China has achieved a “soft landing” in its economic slowdown, the IMF says while cautioning that more sweeping reforms are needed to ensure healthy growth in the longer term.

In a report today on its website, the IMF praised China’s leaders for adjusting policies to help counter the malaise plaguing the global economy that has also slowed robust growth in China and other emerging nations.

“China’s economy seems to be undergoing a soft landing, though global headwinds are increasing,” said the report, issued after IMF consultations with Beijing.

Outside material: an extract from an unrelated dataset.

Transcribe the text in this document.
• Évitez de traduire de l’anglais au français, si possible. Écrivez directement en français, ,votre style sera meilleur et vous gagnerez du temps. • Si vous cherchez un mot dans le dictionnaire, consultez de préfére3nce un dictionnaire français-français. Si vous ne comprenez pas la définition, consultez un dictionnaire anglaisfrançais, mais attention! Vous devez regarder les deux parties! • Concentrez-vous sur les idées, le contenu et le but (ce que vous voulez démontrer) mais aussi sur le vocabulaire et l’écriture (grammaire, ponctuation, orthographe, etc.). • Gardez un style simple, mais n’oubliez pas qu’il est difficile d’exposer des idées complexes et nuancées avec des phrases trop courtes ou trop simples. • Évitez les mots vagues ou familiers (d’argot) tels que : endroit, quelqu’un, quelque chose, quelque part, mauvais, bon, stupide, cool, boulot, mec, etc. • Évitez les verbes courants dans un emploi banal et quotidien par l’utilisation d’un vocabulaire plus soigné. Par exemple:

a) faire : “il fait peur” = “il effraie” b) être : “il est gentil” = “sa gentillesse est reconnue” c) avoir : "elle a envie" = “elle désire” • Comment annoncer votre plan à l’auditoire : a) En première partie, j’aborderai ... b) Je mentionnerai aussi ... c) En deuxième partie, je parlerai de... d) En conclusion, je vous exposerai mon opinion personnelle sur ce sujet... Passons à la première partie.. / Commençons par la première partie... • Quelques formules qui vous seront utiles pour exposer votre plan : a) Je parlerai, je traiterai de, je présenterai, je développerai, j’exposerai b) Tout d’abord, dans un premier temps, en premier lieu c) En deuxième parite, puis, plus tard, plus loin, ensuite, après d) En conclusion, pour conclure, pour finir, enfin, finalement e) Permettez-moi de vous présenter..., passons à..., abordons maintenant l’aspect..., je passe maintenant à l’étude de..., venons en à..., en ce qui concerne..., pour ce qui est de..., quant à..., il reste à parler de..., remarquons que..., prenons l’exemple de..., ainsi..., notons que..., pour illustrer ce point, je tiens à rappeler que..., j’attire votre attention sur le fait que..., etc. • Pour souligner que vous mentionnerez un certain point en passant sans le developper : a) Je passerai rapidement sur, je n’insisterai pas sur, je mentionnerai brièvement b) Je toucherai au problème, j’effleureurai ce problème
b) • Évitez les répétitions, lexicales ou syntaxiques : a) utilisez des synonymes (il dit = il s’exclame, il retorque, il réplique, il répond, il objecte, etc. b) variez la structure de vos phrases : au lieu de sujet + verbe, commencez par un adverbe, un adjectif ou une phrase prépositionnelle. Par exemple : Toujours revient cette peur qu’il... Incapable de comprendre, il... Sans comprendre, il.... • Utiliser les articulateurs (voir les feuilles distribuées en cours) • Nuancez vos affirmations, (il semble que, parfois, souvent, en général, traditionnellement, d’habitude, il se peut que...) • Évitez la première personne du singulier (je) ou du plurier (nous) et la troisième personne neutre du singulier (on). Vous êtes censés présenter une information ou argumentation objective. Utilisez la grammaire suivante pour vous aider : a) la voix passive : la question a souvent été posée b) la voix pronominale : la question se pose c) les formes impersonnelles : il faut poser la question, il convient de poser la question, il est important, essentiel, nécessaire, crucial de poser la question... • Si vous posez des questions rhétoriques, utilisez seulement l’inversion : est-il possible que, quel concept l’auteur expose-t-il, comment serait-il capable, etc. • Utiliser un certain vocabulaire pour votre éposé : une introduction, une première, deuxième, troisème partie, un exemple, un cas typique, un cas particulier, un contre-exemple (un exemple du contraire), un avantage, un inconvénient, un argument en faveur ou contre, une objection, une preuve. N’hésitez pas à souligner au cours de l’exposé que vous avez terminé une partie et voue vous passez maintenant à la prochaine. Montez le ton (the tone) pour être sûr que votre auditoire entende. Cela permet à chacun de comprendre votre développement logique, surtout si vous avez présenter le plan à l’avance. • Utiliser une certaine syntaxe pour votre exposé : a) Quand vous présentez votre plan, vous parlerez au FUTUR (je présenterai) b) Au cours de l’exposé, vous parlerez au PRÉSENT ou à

It notes that China has reduced some imbalances in the world’s second-biggest economy, such as its once huge trade surplus, and brought inflation under control. But it pointed to risks from excessive bank lending and urged more effective regulation to ensure financial stability.

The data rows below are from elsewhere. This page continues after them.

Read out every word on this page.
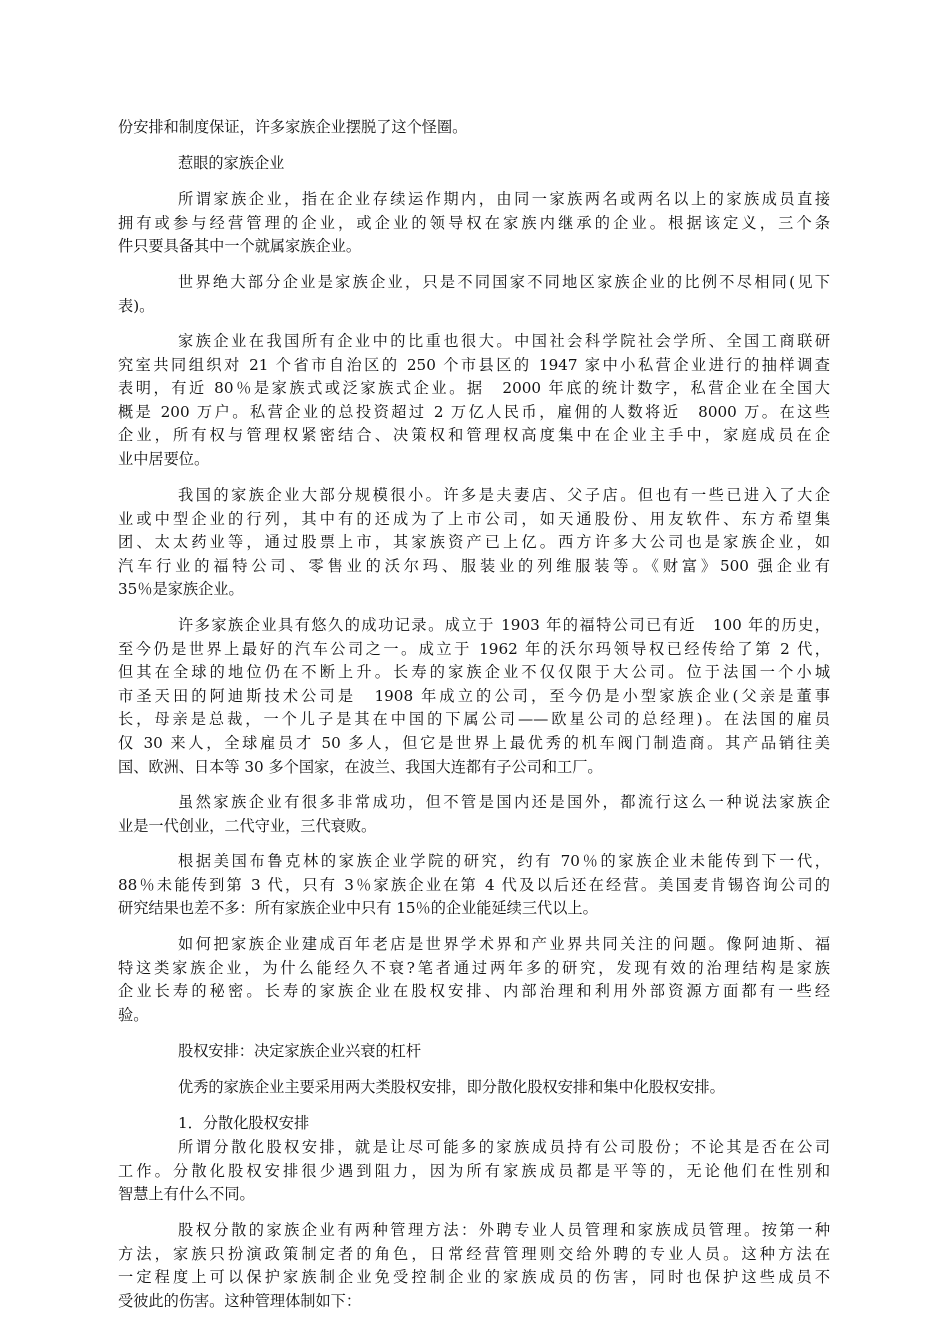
份安排和制度保证，许多家族企业摆脱了这个怪圈。
惹眼的家族企业
所谓家族企业，指在企业存续运作期内，由同一家族两名或两名以上的家族成员直接
拥有或参与经营管理的企业，或企业的领导权在家族内继承的企业。根据该定义，三个条
件只要具备其中一个就属家族企业。
世界绝大部分企业是家族企业，只是不同国家不同地区家族企业的比例不尽相同(见下
表)。
家族企业在我国所有企业中的比重也很大。中国社会科学院社会学所、全国工商联研
究室共同组织对 21 个省市自治区的 250 个市县区的 1947 家中小私营企业进行的抽样调查
表明，有近 80％是家族式或泛家族式企业。据　2000 年底的统计数字，私营企业在全国大
概是 200 万户。私营企业的总投资超过 2 万亿人民币，雇佣的人数将近　8000 万。在这些
企业，所有权与管理权紧密结合、决策权和管理权高度集中在企业主手中，家庭成员在企
业中居要位。
我国的家族企业大部分规模很小。许多是夫妻店、父子店。但也有一些已进入了大企
业或中型企业的行列，其中有的还成为了上市公司，如天通股份、用友软件、东方希望集
团、太太药业等，通过股票上市，其家族资产已上亿。西方许多大公司也是家族企业，如
汽车行业的福特公司、零售业的沃尔玛、服装业的列维服装等。《财富》500 强企业有
35％是家族企业。
许多家族企业具有悠久的成功记录。成立于 1903 年的福特公司已有近　100 年的历史，
至今仍是世界上最好的汽车公司之一。成立于 1962 年的沃尔玛领导权已经传给了第 2 代，
但其在全球的地位仍在不断上升。长寿的家族企业不仅仅限于大公司。位于法国一个小城
市圣天田的阿迪斯技术公司是　1908 年成立的公司，至今仍是小型家族企业(父亲是董事
长，母亲是总裁，一个儿子是其在中国的下属公司——欧星公司的总经理)。在法国的雇员
仅 30 来人，全球雇员才 50 多人，但它是世界上最优秀的机车阀门制造商。其产品销往美
国、欧洲、日本等 30 多个国家，在波兰、我国大连都有子公司和工厂。
虽然家族企业有很多非常成功，但不管是国内还是国外，都流行这么一种说法家族企
业是一代创业，二代守业，三代衰败。
根据美国布鲁克林的家族企业学院的研究，约有 70％的家族企业未能传到下一代，
88％未能传到第 3 代，只有 3％家族企业在第 4 代及以后还在经营。美国麦肯锡咨询公司的
研究结果也差不多：所有家族企业中只有 15％的企业能延续三代以上。
如何把家族企业建成百年老店是世界学术界和产业界共同关注的问题。像阿迪斯、福
特这类家族企业，为什么能经久不衰?笔者通过两年多的研究，发现有效的治理结构是家族
企业长寿的秘密。长寿的家族企业在股权安排、内部治理和利用外部资源方面都有一些经
验。
股权安排：决定家族企业兴衰的杠杆
优秀的家族企业主要采用两大类股权安排，即分散化股权安排和集中化股权安排。
1．分散化股权安排
所谓分散化股权安排，就是让尽可能多的家族成员持有公司股份；不论其是否在公司
工作。分散化股权安排很少遇到阻力，因为所有家族成员都是平等的，无论他们在性别和
智慧上有什么不同。
股权分散的家族企业有两种管理方法：外聘专业人员管理和家族成员管理。按第一种
方法，家族只扮演政策制定者的角色，日常经营管理则交给外聘的专业人员。这种方法在
一定程度上可以保护家族制企业免受控制企业的家族成员的伤害，同时也保护这些成员不
受彼此的伤害。这种管理体制如下：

“Overall we are very confident that China is experiencing what we would call a soft landing,” Markus Rodlauer, deputy director of the IMF’s Asia & Pacific Department, said in a video interview.

“This means growth of about 8 per cent. This is less than it was in the past but still it compares very favourably to what is happening around us,” he said.

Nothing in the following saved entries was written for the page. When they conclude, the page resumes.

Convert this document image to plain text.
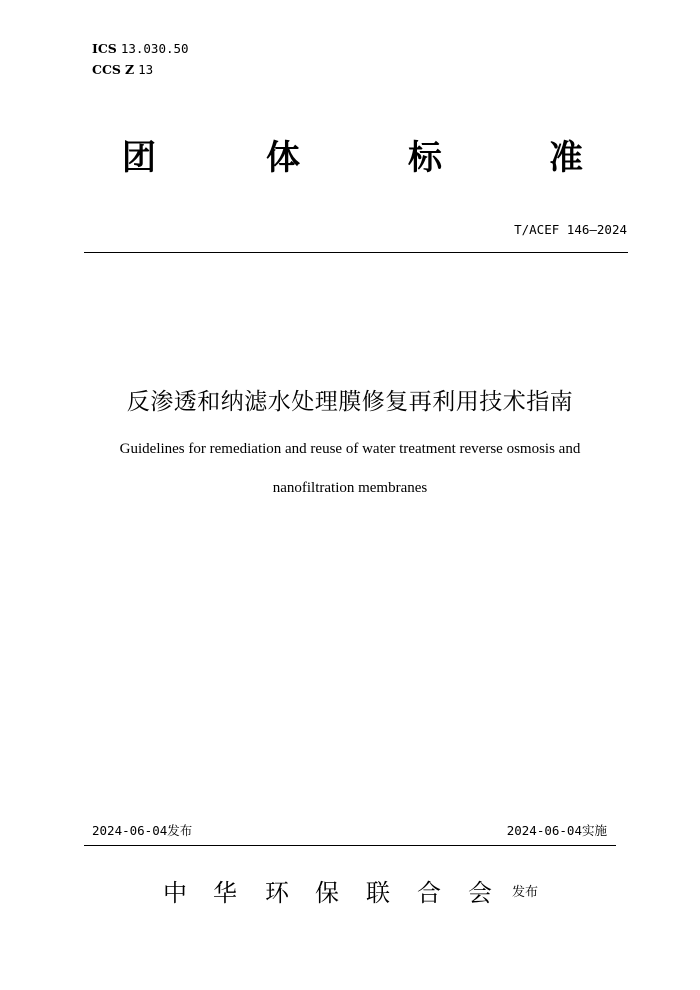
ICS 13.030.50
CCS Z 13
团	体	标	准
T/ACEF 146—2024
反渗透和纳滤水处理膜修复再利用技术指南
Guidelines for remediation and reuse of water treatment reverse osmosis and
nanofiltration membranes
2024-06-04发布	2024-06-04实施
中	华	环	保	联	合	会	发布
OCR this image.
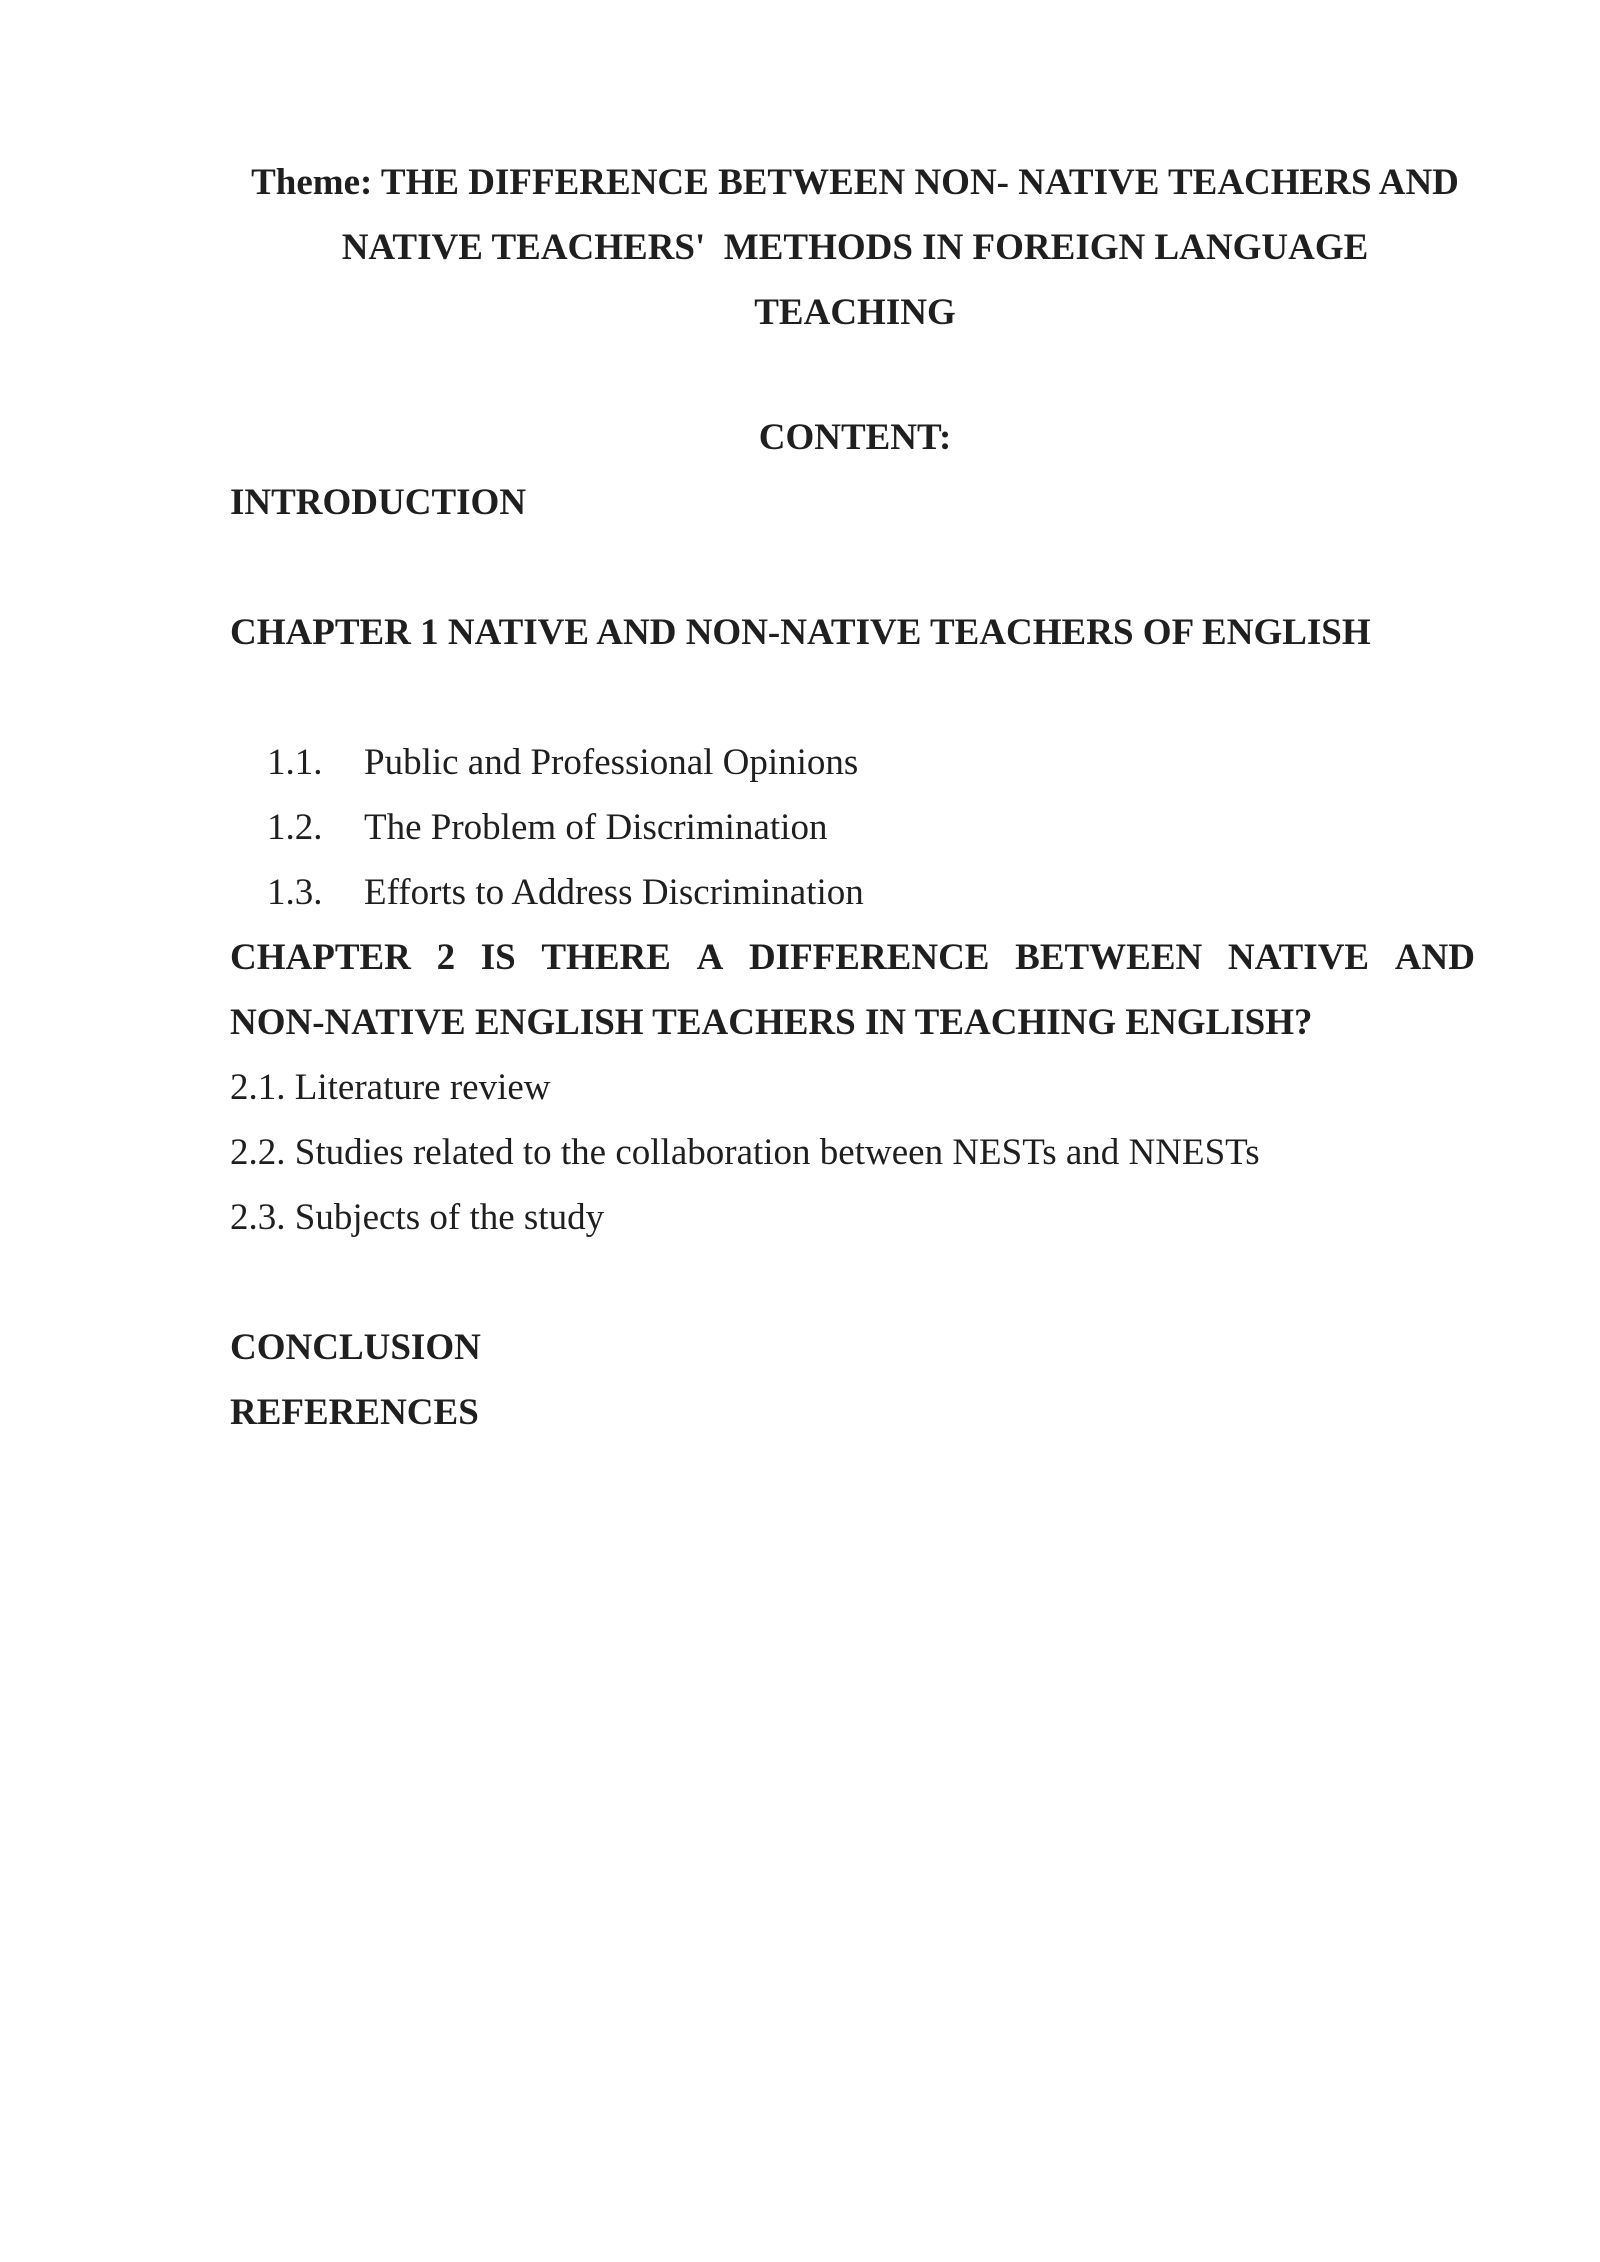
Theme: THE DIFFERENCE BETWEEN NON- NATIVE TEACHERS AND
NATIVE TEACHERS'  METHODS IN FOREIGN LANGUAGE
TEACHING
CONTENT:
INTRODUCTION
CHAPTER 1 NATIVE AND NON-NATIVE TEACHERS OF ENGLISH

1.1. Public and Professional Opinions

1.2. The Problem of Discrimination

1.3. Efforts to Address Discrimination

CHAPTER 2 IS THERE A DIFFERENCE BETWEEN NATIVE AND
NON-NATIVE ENGLISH TEACHERS IN TEACHING ENGLISH?
2.1. Literature review
2.2. Studies related to the collaboration between NESTs and NNESTs
2.3. Subjects of the study
CONCLUSION
REFERENCES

China’s second-quarter growth fell to a three-year low of 7.6 per cent as exports, consumer spending and factory output weakened. Analysts say a rebound might begin in the second half but could take longer to take root and be weaker than previously expected.

That has dampened hopes it might make up for weak Western demand and drive global growth. Just a week earlier, the IMF had cut its 2012 growth forecast for China’s economy by 0.2 percentage point to 8 per cent and said a “hard landing” was still possible.

It forecasts growth in 2013 of 8.5 per cent.

Preliminary results of a monthly survey of Chinese manufacturers released yesterday showed the contraction in manufacturing eased in July. HSBC’s Purchasing Managers’ Index, which combines various measures of manufacturing activity, rose to 49.5 from 48.2.

Readings above 50 denote growth. The individual gauge of factory output showed an expansion in production.

Today, a senior official from the Ministry of Industry and Information Technology told reporters in Beijing that data over the past three months showed industry production was stabilising.

However, Zhu Hongren, the ministry’s chief engineer cautioned that growth remained relatively weak.